Is that the right split? Using the physical examination to diagnose right bundle branch block (RBBB)
Information
Learning Objective 1: Use the physical examination to diagnose RBBB
Learning Objective 2: Describe the differential diagnosis of a widely split S1
Case: A 47-year-old woman presented with 3 unexplained episodes of chest pain. The first episode occurred 6 months prior while she was making dinner. The second occurred 4 months prior while she walked in her home after work. The third occurred 10 days prior to the office visit and woke the patient from sleep. She described the pain as a gripping sensation under her left breast. The pain was pleuritic and resolved after an hour. There was no chest pain with exertion, dyspnea, palpitations, syncope, heartburn or feelings of anxiety or panic. Past medical history was remarkable for anemia and hypothyroidism. Medications included levothyroxine. Family history was significant for sudden cardiac arrest in her mother and maternal grandfather in their late 60s due to myocardial infarction. She worked as an attorney, had never smoked, drank 2 drinks per week and did not use drugs. On physical examination, cardiac exam revealed regular rate and rhythm S1, S2 without murmur rub or gallop, BP 152/78, pulse 64. There was an additional sound following S1, felt to be a widely split first heart sound. The remainder of the examination was normal. EKG showed sinus bradycardia with heart rate=56 and an incomplete RBBB. Echocardiogram revealed mild tricuspid regurgitation. Stress echocardiogram and lipid profile were normal.

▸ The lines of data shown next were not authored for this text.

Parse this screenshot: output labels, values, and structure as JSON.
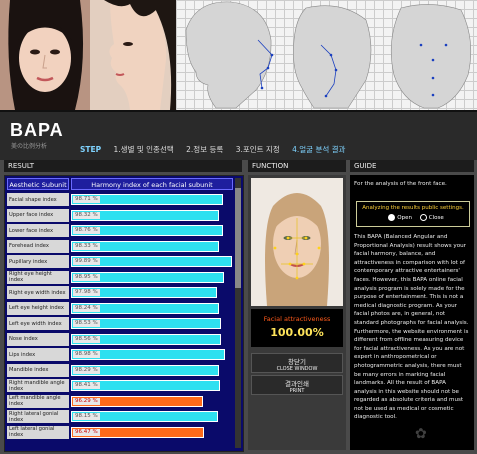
{
  "header": {
    "logo": "BAPA",
    "logo_sub": "美の比例分析",
    "step_label": "STEP",
    "steps": [
      "1.생별 및 인종선택",
      "2.정보 등록",
      "3.포인트 지정",
      "4.얼굴 분석 결과"
    ]
  },
  "sections": {
    "result": "RESULT",
    "function": "FUNCTION",
    "guide": "GUIDE"
  },
  "result": {
    "col_a": "Aesthetic Subunit",
    "col_b": "Harmony index of each facial subunit",
    "rows": [
      {
        "label": "Facial shape index",
        "value": "98.71 %",
        "level": 0.9871,
        "warn": false
      },
      {
        "label": "Upper face index",
        "value": "98.32 %",
        "level": 0.9832,
        "warn": false
      },
      {
        "label": "Lower face index",
        "value": "98.76 %",
        "level": 0.9876,
        "warn": false
      },
      {
        "label": "Forehead index",
        "value": "98.33 %",
        "level": 0.9833,
        "warn": false
      },
      {
        "label": "Pupillary index",
        "value": "99.89 %",
        "level": 0.9989,
        "warn": false
      },
      {
        "label": "Right eye height index",
        "value": "98.95 %",
        "level": 0.9895,
        "warn": false
      },
      {
        "label": "Right eye width index",
        "value": "97.98 %",
        "level": 0.9798,
        "warn": false
      },
      {
        "label": "Left eye height index",
        "value": "98.24 %",
        "level": 0.9824,
        "warn": false
      },
      {
        "label": "Left eye width index",
        "value": "98.53 %",
        "level": 0.9853,
        "warn": false
      },
      {
        "label": "Nose index",
        "value": "98.56 %",
        "level": 0.9856,
        "warn": false
      },
      {
        "label": "Lips index",
        "value": "98.98 %",
        "level": 0.9898,
        "warn": false
      },
      {
        "label": "Mandible index",
        "value": "98.29 %",
        "level": 0.9829,
        "warn": false
      },
      {
        "label": "Right mandible angle index",
        "value": "98.41 %",
        "level": 0.9841,
        "warn": false
      },
      {
        "label": "Left mandible angle index",
        "value": "96.29 %",
        "level": 0.9629,
        "warn": true
      },
      {
        "label": "Right lateral gonial index",
        "value": "98.15 %",
        "level": 0.9815,
        "warn": false
      },
      {
        "label": "Left lateral gonial index",
        "value": "96.47 %",
        "level": 0.9647,
        "warn": true
      }
    ]
  },
  "function": {
    "attr_label": "Facial attractiveness",
    "attr_value": "100.00%",
    "close_k": "창닫기",
    "close_e": "CLOSE WINDOW",
    "print_k": "결과인쇄",
    "print_e": "PRINT"
  },
  "guide": {
    "intro": "For the analysis of the front face.",
    "box_title": "Analyzing the results public settings.",
    "open": "Open",
    "close": "Close",
    "body": "This BAPA (Balanced Angular and Proportional Analysis) result shows your facial harmony, balance, and attractiveness in comparison with lot of contemporary attractive entertainers' faces. However, this BAPA online facial analysis program is solely made for the purpose of entertainment. This is not a medical diagnostic program. As your facial photos are, in general, not standard photographs for facial analysis. Furthermore, the website environment is different from offline measuring device for facial attractiveness. As you are not expert in anthropometrical or photogrammetric analysis, there must be many errors in marking facial landmarks. All the result of BAPA analysis in this website should not be regarded as absolute criteria and must not be used as medical or cosmetic diagnostic tool."
  },
  "colors": {
    "bar": "#2ee0f0",
    "bar_warn": "#ff6a1a",
    "accent": "#7fd3ff"
  }
}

Discussion: Although RBBB is often first identified on EKG, it may also be diagnosed on physical examination. RBBB results in an electrical delay in RV contraction, causing delayed closure of the pulmonary and tricuspid valves. Delayed closure of the pulmonary valve causes splitting of S2 that increases with inspiration and remains auscultable on expiration. Delayed closure of the tricuspid valve results in increased splitting of S1 best heard in the tricuspid region, as was seen in our patient. RBBB is the most common cause of increased splitting of S1. LV ectopic or paced beats may also present with prominent splitting of S1. Atrial septal defects cause a widely split S1 due to increased blood flow across the tricuspid valve delaying its closure. Ebstein anomaly (associated with RBBB) can also present with wide splitting of S1 due to delayed tricuspid valve closure due to ballooning of the leaflets during systole. Mimickers of a widely split S1 include an S4, ejection sound and systolic click. Auscultation of a widely split S1 and/or S2 on physical examination may necessitate an EKG as it indicates a potential RBBB. Although most patients with incomplete RBBB are asymptomatic, it is important to consider the possibility of underlying cardiac disease, as RBBB may result from structural heart disease, be rate-related or iatrogenic.